Outside it was both too cold and too warm for a jacket. I adjusted Gary’s stroller straps, picking a bit of ketchup off from where it had dried on his cheek. Gary looked up while I did this, never breaking eye contact, and I suddenly felt the urge to eat his face, to consume him and his loveliness. Grabbing him by the collar of his shirt, I growled. Gary giggled. He now had seven and a half teeth.
*
You were conceived in a heat wave. The hottest day in October in 78 years.
“It’s just science.”, I was told when asking about my own origin story. I had imagined a wind swept walk home in the rain at dusk, stars in the cold night sky, warm blueberry muffins and a morning spent inside.
So, let me tell you now, on that hot, humid, morning in October: You were a fervent prayer, tucked in between the chaos of marriage and family and work, the ache of lust and the itch to run free.

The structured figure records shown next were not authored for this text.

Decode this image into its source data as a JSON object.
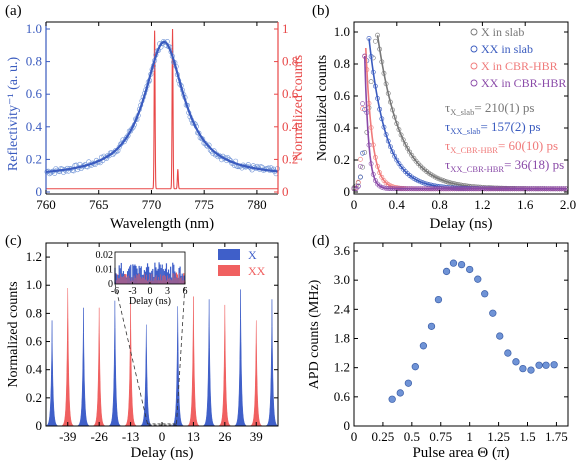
{
  "colors": {
    "blue": "#3a5bbf",
    "blue_fill": "#3f5fc9",
    "red": "#e84848",
    "red_fill": "#f06060",
    "pink": "#f07a7a",
    "grey": "#777777",
    "purple": "#8a4aa8",
    "scatter": "#6f93d6",
    "axis": "#000000"
  },
  "chart_data": [
    {
      "panel": "a",
      "panel_label": "(a)",
      "type": "line",
      "xlabel": "Wavelength (nm)",
      "ylabel_left": "Reflectivity⁻¹ (a. u.)",
      "ylabel_right": "Normalized counts",
      "xlim": [
        760,
        782
      ],
      "xticks": [
        760,
        765,
        770,
        775,
        780
      ],
      "ylim": [
        0,
        1.0
      ],
      "yticks_left": [
        "0",
        "0.2",
        "0.4",
        "0.6",
        "0.8",
        "1.0"
      ],
      "yticks_right": [
        "0",
        "0.2",
        "0.4",
        "0.6",
        "0.8",
        "1"
      ],
      "yticks": [
        0,
        0.2,
        0.4,
        0.6,
        0.8,
        1.0
      ],
      "lorentz_fit": {
        "center": 771.2,
        "fwhm": 4.6,
        "base": 0.09,
        "peak": 0.92
      },
      "emission_lines": [
        {
          "x": 770.3,
          "y": 0.97
        },
        {
          "x": 772.0,
          "y": 0.98
        },
        {
          "x": 772.5,
          "y": 0.12
        }
      ],
      "emission_background": 0.02,
      "grid": false
    },
    {
      "panel": "b",
      "panel_label": "(b)",
      "type": "line",
      "xlabel": "Delay (ns)",
      "ylabel": "Normalized counts",
      "xlim": [
        0,
        2.0
      ],
      "xticks": [
        "0",
        "0.4",
        "0.8",
        "1.2",
        "1.6",
        "2.0"
      ],
      "xtick_values": [
        0,
        0.4,
        0.8,
        1.2,
        1.6,
        2.0
      ],
      "ylim": [
        0,
        1.05
      ],
      "yticks": [
        "0",
        "0.2",
        "0.4",
        "0.6",
        "0.8",
        "1.0"
      ],
      "ytick_values": [
        0,
        0.2,
        0.4,
        0.6,
        0.8,
        1.0
      ],
      "legend_position": "top-right",
      "series": [
        {
          "name": "X in slab",
          "color_key": "grey",
          "onset": 0.22,
          "rise": 0.1,
          "tau": 0.21,
          "peak": 0.98
        },
        {
          "name": "XX in slab",
          "color_key": "blue",
          "onset": 0.14,
          "rise": 0.05,
          "tau": 0.157,
          "peak": 0.96
        },
        {
          "name": "X in CBR-HBR",
          "color_key": "pink",
          "onset": 0.11,
          "rise": 0.04,
          "tau": 0.06,
          "peak": 0.9
        },
        {
          "name": "XX in CBR-HBR",
          "color_key": "purple",
          "onset": 0.1,
          "rise": 0.03,
          "tau": 0.036,
          "peak": 0.85
        }
      ],
      "annotations": [
        {
          "sym": "τ",
          "sub": "X_slab",
          "val": "= 210(1) ps",
          "color_key": "grey"
        },
        {
          "sym": "τ",
          "sub": "XX_slab",
          "val": "= 157(2) ps",
          "color_key": "blue"
        },
        {
          "sym": "τ",
          "sub": "X_CBR-HBR",
          "val": "= 60(10) ps",
          "color_key": "pink"
        },
        {
          "sym": "τ",
          "sub": "XX_CBR-HBR",
          "val": "= 36(18) ps",
          "color_key": "purple"
        }
      ]
    },
    {
      "panel": "c",
      "panel_label": "(c)",
      "type": "bar",
      "xlabel": "Delay (ns)",
      "ylabel": "Normalized counts",
      "xlim": [
        -48,
        48
      ],
      "xticks": [
        "-39",
        "-26",
        "-13",
        "0",
        "13",
        "26",
        "39"
      ],
      "xtick_values": [
        -39,
        -26,
        -13,
        0,
        13,
        26,
        39
      ],
      "ylim": [
        0,
        1.3
      ],
      "yticks": [
        "0",
        "0.2",
        "0.4",
        "0.6",
        "0.8",
        "1.0",
        "1.2"
      ],
      "ytick_values": [
        0,
        0.2,
        0.4,
        0.6,
        0.8,
        1.0,
        1.2
      ],
      "legend": [
        "X",
        "XX"
      ],
      "legend_position": "top-right",
      "series": [
        {
          "name": "X",
          "color_key": "blue_fill",
          "peaks_x": [
            -45.5,
            -32.5,
            -19.5,
            -6.5,
            6.5,
            19.5,
            32.5,
            45.5
          ],
          "peaks_y": [
            0.75,
            0.84,
            0.89,
            0.72,
            0.85,
            0.9,
            0.97,
            0.9
          ]
        },
        {
          "name": "XX",
          "color_key": "red_fill",
          "peaks_x": [
            -39,
            -26,
            -13,
            13,
            26,
            39
          ],
          "peaks_y": [
            0.98,
            0.84,
            0.88,
            0.92,
            0.86,
            0.75
          ]
        }
      ],
      "inset": {
        "xlabel": "Delay (ns)",
        "xlim": [
          -6,
          6
        ],
        "xticks": [
          "-6",
          "-3",
          "0",
          "3",
          "6"
        ],
        "xtick_values": [
          -6,
          -3,
          0,
          3,
          6
        ],
        "ylim": [
          0,
          0.022
        ],
        "yticks": [
          "0",
          "0.01",
          "0.02"
        ],
        "ytick_values": [
          0,
          0.01,
          0.02
        ]
      }
    },
    {
      "panel": "d",
      "panel_label": "(d)",
      "type": "scatter",
      "xlabel": "Pulse area Θ (π)",
      "ylabel": "APD counts (MHz)",
      "xlim": [
        0,
        1.85
      ],
      "xticks": [
        "0",
        "0.25",
        "0.5",
        "0.75",
        "1",
        "1.25",
        "1.5",
        "1.75"
      ],
      "xtick_values": [
        0,
        0.25,
        0.5,
        0.75,
        1.0,
        1.25,
        1.5,
        1.75
      ],
      "ylim": [
        0,
        3.6
      ],
      "yticks": [
        "0",
        "0.6",
        "1.2",
        "1.8",
        "2.4",
        "3.0",
        "3.6"
      ],
      "ytick_values": [
        0,
        0.6,
        1.2,
        1.8,
        2.4,
        3.0,
        3.6
      ],
      "x": [
        0.33,
        0.4,
        0.47,
        0.53,
        0.6,
        0.67,
        0.73,
        0.8,
        0.86,
        0.93,
        1.0,
        1.07,
        1.13,
        1.2,
        1.26,
        1.33,
        1.4,
        1.46,
        1.53,
        1.6,
        1.66,
        1.73
      ],
      "y": [
        0.55,
        0.68,
        0.88,
        1.22,
        1.65,
        2.05,
        2.6,
        3.18,
        3.35,
        3.32,
        3.22,
        3.02,
        2.72,
        2.32,
        1.85,
        1.5,
        1.32,
        1.18,
        1.15,
        1.25,
        1.25,
        1.26
      ]
    }
  ]
}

That morning, I walked to work arriving a few minutes late, already a list and a line of things to do waiting for me there. I did my best to take the time to think of you as I was eating my banana. To share with you the view, a bird’s back and wings catching the sun as it shone, slanting between the buildings.The bird diving and then dipping back up again in dramatic fashion against the sand colored high rise next door.
It was never and would never be, just science.
*
“There’s always going to be someone telling you you’re doing it wrong, Gary.” I said over my shoulder, straining under the weight of the wooden post I was dragging across the yard. “Thank you.” I said to his back. Gary, who did not break pace, as he returned to the pile in the driveway of broken bits of bricks and collected rocks from riverbeds and long walks. Dutifully he delivered these to me, an ever growing pile at my feet. These would be added later, once the foundation set and the shape articulated. Maybe I could hammer them in, to spots where the wood was soft, hang them like decoration from wire or string, grind them into a powder, paint them on with a brush.

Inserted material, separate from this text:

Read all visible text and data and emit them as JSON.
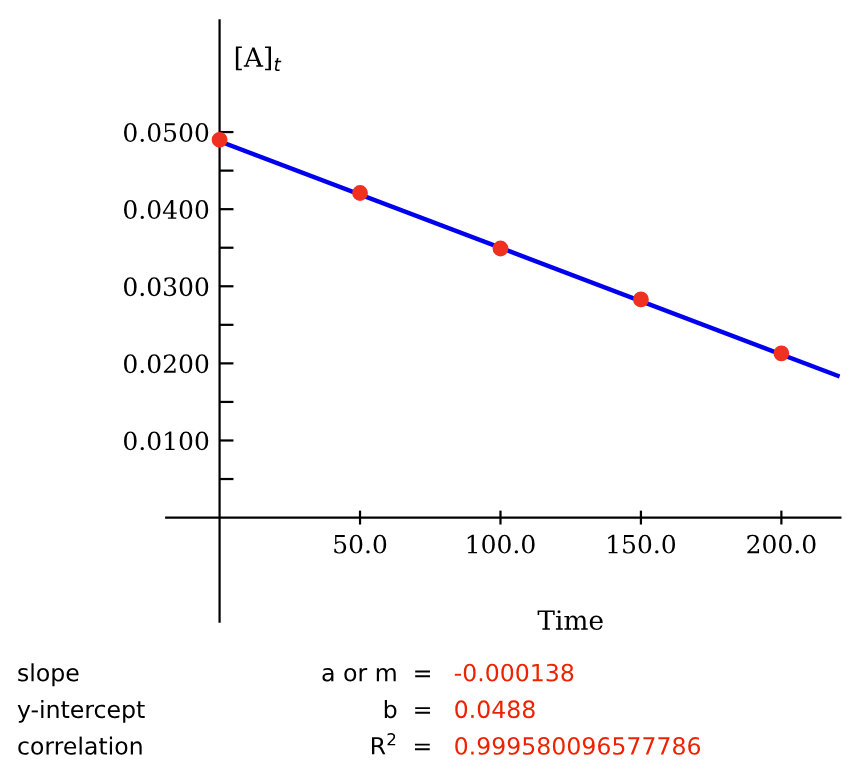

I had made drawings prior. Well, I had thought about it. I thought about it while feeding Gary yogurt before the sunrise, while feeding Gary midday, while he slept and I did his laundry, while sharing cheddar crackers and preparing canned pasta for our dinner.
*
Gary was growing strong and able. Physically confident in complicated movements. He communicated with movement. His arm darting up, hand outstretched, motioning to the sky. I hadn’t seen a blue heron in years. This was Gary’s first.
*
The monument wasn’t right. It was too angry, mean. The eyes uneven and too far apart. The mouth agape, nose scrunched up. I didn’t panic as it washed away in the heavy rains.
Gary was asleep and I knew he would be just as happy to build it again tomorrow.